Monday, February 1, 2010

Haiti should not fade from the headlines

Nearly three weeks after an earthquake rocked Port-au-Prince and surrounding areas, a simple tweet provided an all too powerful reminder the devastated country should not fade from the headlines.

Garry Pierre-Pierre, editor and publisher of the Brooklyn-based Haitian Times, highlighted the plight of reporters in his homeland in a blog the Committee to Protect Journalists posted on its Web site. The first sentence provides an all too blunt assessment of the reality on the ground for Haitian journalists and the vast majority of their countrymen.

"The earthquake that rocked Haiti didn't spare anyone, including the media," Pierre-Pierre wrote.

An accompanying caption to describe Reuters' photographer Eliana Aponte's pictures paints an disturbingly ironic juxtaposition.

"Foreign journalists, seen here working in Port-au-Prince, have flooded into Haiti after the earthquake, but the local media is in tatters," it read.

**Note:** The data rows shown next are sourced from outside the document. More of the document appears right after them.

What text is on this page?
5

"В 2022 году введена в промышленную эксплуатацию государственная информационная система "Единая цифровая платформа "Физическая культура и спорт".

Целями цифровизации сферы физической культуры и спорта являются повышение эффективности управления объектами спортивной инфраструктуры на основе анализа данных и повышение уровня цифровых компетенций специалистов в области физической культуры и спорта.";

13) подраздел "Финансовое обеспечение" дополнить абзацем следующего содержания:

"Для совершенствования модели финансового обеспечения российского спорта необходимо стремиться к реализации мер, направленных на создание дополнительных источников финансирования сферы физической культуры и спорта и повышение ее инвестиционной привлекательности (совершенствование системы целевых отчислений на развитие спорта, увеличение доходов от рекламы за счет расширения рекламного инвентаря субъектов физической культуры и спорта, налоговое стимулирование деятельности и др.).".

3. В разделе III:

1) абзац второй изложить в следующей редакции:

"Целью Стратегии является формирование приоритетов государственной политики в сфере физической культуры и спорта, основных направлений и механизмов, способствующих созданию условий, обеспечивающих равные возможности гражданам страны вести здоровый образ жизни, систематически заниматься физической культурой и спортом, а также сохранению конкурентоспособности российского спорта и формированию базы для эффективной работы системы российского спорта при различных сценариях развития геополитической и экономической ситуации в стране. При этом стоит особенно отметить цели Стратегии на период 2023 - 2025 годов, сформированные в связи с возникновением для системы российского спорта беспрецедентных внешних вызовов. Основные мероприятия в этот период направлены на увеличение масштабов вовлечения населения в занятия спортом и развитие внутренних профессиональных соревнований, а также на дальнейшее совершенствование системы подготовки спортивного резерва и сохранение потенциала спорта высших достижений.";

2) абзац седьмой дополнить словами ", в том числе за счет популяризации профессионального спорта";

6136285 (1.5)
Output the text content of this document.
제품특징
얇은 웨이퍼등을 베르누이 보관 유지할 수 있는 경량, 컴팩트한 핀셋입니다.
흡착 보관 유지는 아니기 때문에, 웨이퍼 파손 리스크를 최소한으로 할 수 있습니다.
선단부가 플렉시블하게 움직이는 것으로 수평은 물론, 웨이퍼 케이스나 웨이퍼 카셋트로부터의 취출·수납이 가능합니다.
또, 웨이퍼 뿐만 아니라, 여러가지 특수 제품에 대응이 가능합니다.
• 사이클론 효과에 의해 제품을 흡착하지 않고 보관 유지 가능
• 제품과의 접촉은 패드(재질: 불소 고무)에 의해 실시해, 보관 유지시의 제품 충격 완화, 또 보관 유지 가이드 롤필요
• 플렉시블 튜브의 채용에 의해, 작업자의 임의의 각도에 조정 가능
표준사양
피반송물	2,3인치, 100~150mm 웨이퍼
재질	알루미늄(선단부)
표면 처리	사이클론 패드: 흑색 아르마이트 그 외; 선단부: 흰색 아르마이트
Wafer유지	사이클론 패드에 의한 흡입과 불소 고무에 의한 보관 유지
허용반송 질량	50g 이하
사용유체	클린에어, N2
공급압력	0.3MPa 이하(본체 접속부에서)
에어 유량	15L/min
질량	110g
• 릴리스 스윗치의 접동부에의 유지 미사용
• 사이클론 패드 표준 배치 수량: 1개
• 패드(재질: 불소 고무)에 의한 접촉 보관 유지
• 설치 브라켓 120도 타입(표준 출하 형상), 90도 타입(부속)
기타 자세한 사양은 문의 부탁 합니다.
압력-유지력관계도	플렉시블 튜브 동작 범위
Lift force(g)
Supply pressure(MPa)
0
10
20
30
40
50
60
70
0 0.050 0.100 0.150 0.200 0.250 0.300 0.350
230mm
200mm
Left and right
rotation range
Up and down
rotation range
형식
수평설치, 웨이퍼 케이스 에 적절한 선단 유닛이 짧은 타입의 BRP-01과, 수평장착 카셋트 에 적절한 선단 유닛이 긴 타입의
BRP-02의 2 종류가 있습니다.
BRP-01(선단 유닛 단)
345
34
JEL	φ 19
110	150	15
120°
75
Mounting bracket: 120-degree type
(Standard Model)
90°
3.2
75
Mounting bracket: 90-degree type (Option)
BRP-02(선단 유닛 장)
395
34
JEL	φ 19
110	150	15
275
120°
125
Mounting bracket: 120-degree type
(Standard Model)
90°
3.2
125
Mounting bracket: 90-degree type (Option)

Mandalit del Barco from NPR just discussed the arrest of 10 American missionaries along the Dominican-Haitian border late Friday for allegedly trying to take orphans out of the country during a live shot from Port-au-Prince. Katie Couric, Diane Sawyer, Brian Williams and other anchors, however, have returned to their cushy Manhattan studios to cover the story from much more comfortable surroundings. The Haiti earthquake remains the third most popular "hot topic" on CNN.com, but the only other item on its home page as of this writing was a video clip headlined "Haiti food lines for women only" placed between a report on a woman's missing sister and the Toyota recall.

Anderson Cooper himself lamented to the New York Times more than a week ago the fact people would soon lose interest in this story. Port-au-Prince and its environs, which are roughly a two hour flight from Miami, remains in ruins. The vast majority of their inhabitants continue to endure unimaginable suffering, but partisan Washington battles, Grammy fashions and even the upcoming Super Bowl are among the stories that have sadly begun to push the earthquake victims' plight from the headlines.

The Haitian people deserve far better.